With the First State legalizing marijuana – we are inching to 50% of the country having full recreational
Starting Sunday, Delaware, the First State, legalizes marijuana. The state, whose motto is Liberty & Independence, will set free marijuana sales as the the 22rd legal state. They will be able to reap tax benefits, help veterans and other medical marijuana patients and just chill after a busy week.
Marijuana, in the quantity of personal use, becomes legal starting Sunday. Delawareans will not be able to purchase recreational weed in the First State for at least 16 months. It will still be illegal to consume marijuana in public, and employers are still allowed to have a zero-tolerance policy.
In March, their General Assembly passed two marijuana-related bills: House Bill 1 legalizes the “personal use quantity” of marijuana, which varies by cannabis form, for people ages 21 and older. This is defined as 1 ounce or less of leaf marijuana, 12 grams or less of concentrated cannabis, or cannabis products containing 750 milligrams or less of delta-9-tetrahydrocannabinol.
The second bill, House Bill 2, creates and regulates the recreational marijuana industry in Delaware.
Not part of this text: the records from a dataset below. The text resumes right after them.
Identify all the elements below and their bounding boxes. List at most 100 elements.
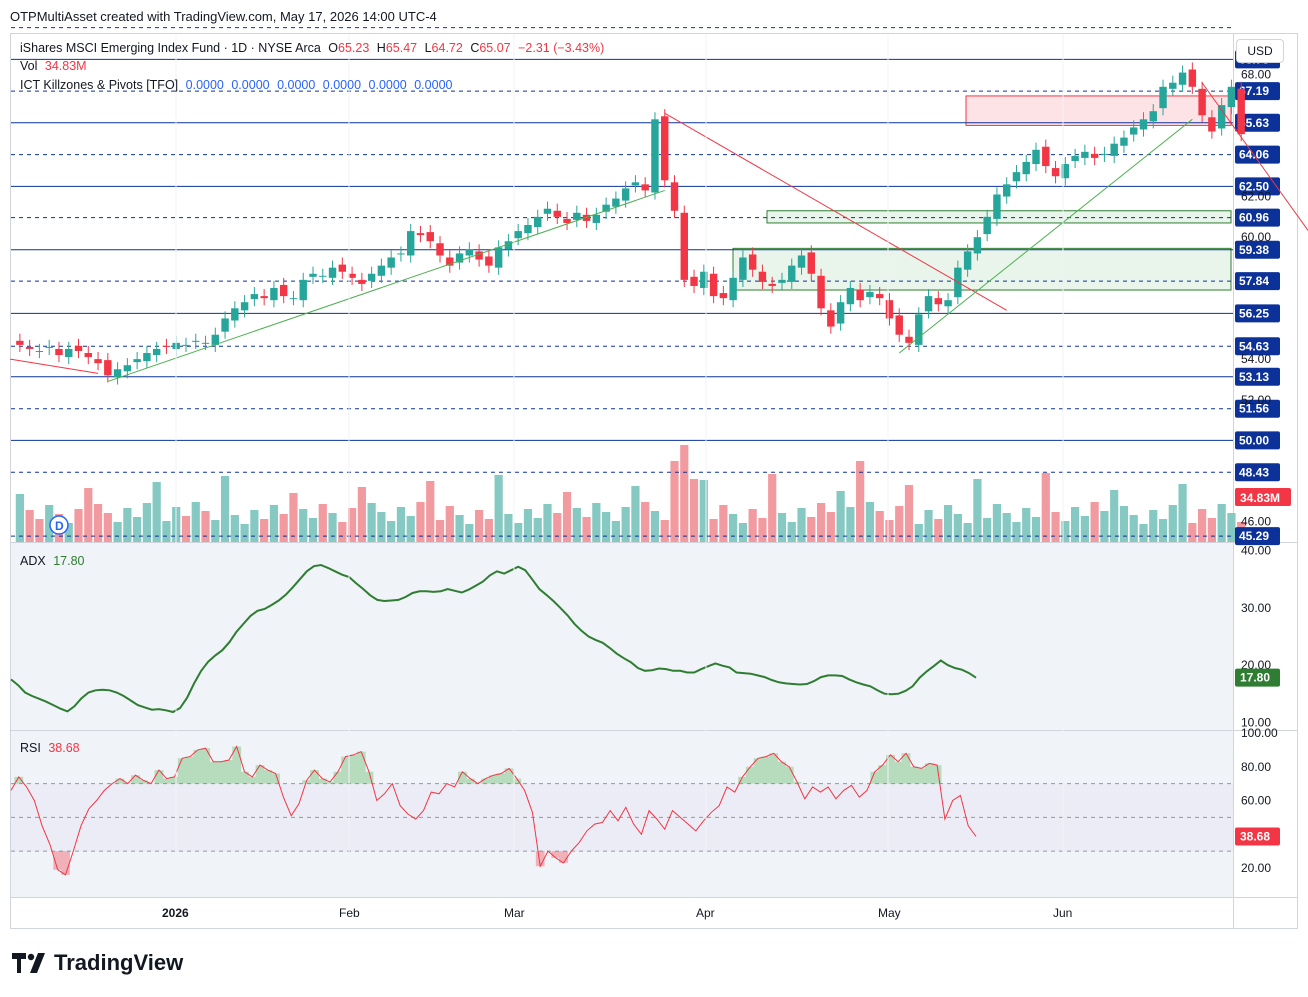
candle-body[interactable] [270, 287, 278, 301]
uptrend-line[interactable] [107, 189, 665, 382]
candle-body[interactable] [602, 204, 610, 212]
candle-body[interactable] [84, 353, 92, 358]
candle-body[interactable] [895, 315, 903, 335]
candle-body[interactable] [1100, 153, 1109, 155]
candle-body[interactable] [807, 252, 816, 274]
candle-body[interactable] [543, 208, 552, 214]
candle-body[interactable] [856, 290, 864, 301]
candle-body[interactable] [846, 287, 855, 305]
candle-body[interactable] [260, 296, 268, 299]
candle-body[interactable] [866, 292, 874, 298]
candle-body[interactable] [690, 276, 698, 286]
candle-body[interactable] [250, 294, 259, 300]
candle-body[interactable] [1217, 105, 1226, 129]
candle-body[interactable] [739, 257, 747, 280]
candle-body[interactable] [1012, 172, 1021, 182]
candle-body[interactable] [758, 271, 767, 282]
candle-body[interactable] [983, 216, 991, 235]
candle-body[interactable] [123, 365, 132, 372]
candle-body[interactable] [915, 314, 923, 345]
candle-body[interactable] [680, 212, 688, 280]
candle-body[interactable] [1178, 72, 1187, 85]
indicator-legend[interactable]: ICT Killzones & Pivots [TFO] 0.0000 0.00… [20, 78, 456, 92]
candle-body[interactable] [416, 233, 425, 236]
candle-body[interactable] [231, 308, 239, 321]
candle-body[interactable] [65, 348, 73, 358]
candle-body[interactable] [836, 302, 845, 324]
candle-body[interactable] [240, 302, 249, 311]
candle-body[interactable] [1237, 88, 1245, 135]
candle-body[interactable] [1159, 86, 1167, 109]
adx-pane[interactable] [11, 543, 1233, 730]
candle-body[interactable] [592, 214, 601, 223]
candle-body[interactable] [1198, 88, 1206, 116]
candle-body[interactable] [1149, 111, 1157, 122]
candle-body[interactable] [534, 216, 542, 228]
candle-body[interactable] [367, 273, 376, 281]
price-pane[interactable] [11, 34, 1233, 542]
candle-body[interactable] [299, 279, 307, 301]
candle-body[interactable] [1188, 69, 1197, 87]
candle-body[interactable] [455, 253, 464, 263]
candle-body[interactable] [1071, 155, 1079, 161]
candle-body[interactable] [788, 265, 796, 282]
candle-body[interactable] [768, 283, 776, 286]
candle-body[interactable] [426, 232, 434, 242]
candle-body[interactable] [494, 247, 503, 268]
candle-body[interactable] [152, 348, 161, 356]
candle-body[interactable] [1022, 161, 1030, 175]
candle-body[interactable] [963, 251, 972, 270]
candle-body[interactable] [446, 257, 454, 266]
candle-body[interactable] [641, 184, 649, 191]
candle-body[interactable] [465, 249, 474, 256]
candle-body[interactable] [221, 318, 229, 332]
candle-body[interactable] [104, 360, 112, 376]
candle-body[interactable] [924, 296, 933, 312]
candle-body[interactable] [885, 300, 894, 319]
candle-body[interactable] [1042, 146, 1050, 167]
candle-body[interactable] [934, 298, 943, 305]
candle-body[interactable] [729, 277, 737, 301]
candle-body[interactable] [475, 251, 483, 260]
uptrend-line[interactable] [898, 118, 1193, 354]
candle-body[interactable] [182, 344, 190, 346]
candle-body[interactable] [1130, 127, 1138, 135]
candle-body[interactable] [338, 264, 347, 272]
candle-body[interactable] [563, 218, 571, 223]
candle-body[interactable] [1227, 86, 1236, 108]
symbol-legend[interactable]: iShares MSCI Emerging Index Fund · 1D · … [20, 41, 608, 55]
adx-legend[interactable]: ADX 17.80 [20, 554, 88, 568]
candle-body[interactable] [797, 255, 806, 268]
candle-body[interactable] [1120, 137, 1128, 146]
rsi-line[interactable] [10, 745, 977, 876]
candle-body[interactable] [133, 359, 141, 363]
candle-body[interactable] [504, 241, 513, 250]
candle-body[interactable] [670, 182, 679, 211]
candle-body[interactable] [55, 348, 63, 356]
candle-body[interactable] [309, 273, 317, 277]
candle-body[interactable] [406, 231, 415, 256]
candle-body[interactable] [348, 273, 356, 278]
candle-body[interactable] [993, 194, 1001, 219]
candle-body[interactable] [612, 198, 620, 207]
candle-body[interactable] [143, 353, 151, 362]
candle-body[interactable] [1169, 82, 1177, 89]
candle-body[interactable] [485, 256, 493, 266]
candle-body[interactable] [817, 275, 825, 309]
candle-body[interactable] [778, 279, 786, 283]
candle-body[interactable] [661, 116, 669, 181]
candle-body[interactable] [192, 340, 200, 342]
candle-body[interactable] [1032, 149, 1040, 165]
candle-body[interactable] [436, 243, 444, 256]
candle-body[interactable] [748, 254, 757, 270]
dividend-marker-icon[interactable] [49, 515, 69, 535]
candle-body[interactable] [944, 300, 952, 307]
candle-body[interactable] [289, 298, 298, 300]
currency-button[interactable]: USD [1236, 39, 1284, 63]
candle-body[interactable] [709, 273, 718, 297]
downtrend-line[interactable] [10, 358, 99, 374]
candle-body[interactable] [1061, 164, 1070, 179]
candle-body[interactable] [553, 210, 561, 217]
rsi-legend[interactable]: RSI 38.68 [20, 741, 84, 755]
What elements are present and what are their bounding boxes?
Within 16 months of the legislation going into effect, the state will distribute 30 retail licenses through a competitive bidding process.
Delaware Governor Carney, in a statement, said he still believes legalizing weed is “not a step forward. I want to be clear that my views on this issue have not changed. And I understand there are those who share my views who will be disappointed in my decision not to veto this legislation.
“I came to this decision because I believe we’ve spent far too much time focused on this issue, when Delawareans face more serious and pressing concerns every day. It’s time to move on.”
According to the Pew Research Center, an overwhelming share of U.S. adults (88%) say either that marijuana should be legal for medical and recreational use by adults (59%) or that it should be legal for medical use only (30%). Just one-in-ten (10%) say marijuana use should not be legal, according to a Pew Research Center survey conducted Oct. 10-16, 2022.
So who is next? The Minnesota Senate cast its first vote to legalize recreational marijuana Friday, pushing the proposal closer to becoming law than ever before. The House approved its marijuana bill last Tuesday.
“Minnesotans are ready. Attitudes are changing. Now is our time to undo decades of ineffective and damaging prohibition,” said Sen. Lindsey Port, DFL-Burnsville, who sponsored the marijuana bill and wore a bright green suit to commemorate Friday’s vote.
Governor Tim Walz has pledged to sign the bill into law if lawmakers are thriving, making Minnesota the 23rd state to legalize recreational cannabis fully. One issue that has caused disagreement among Minnesota lawmakers is local control for cities and counties that do not want to accept legal cannabis. The House-approved bill will not permit localities to quit marijuana commerce or revoke operators’ licenses directly.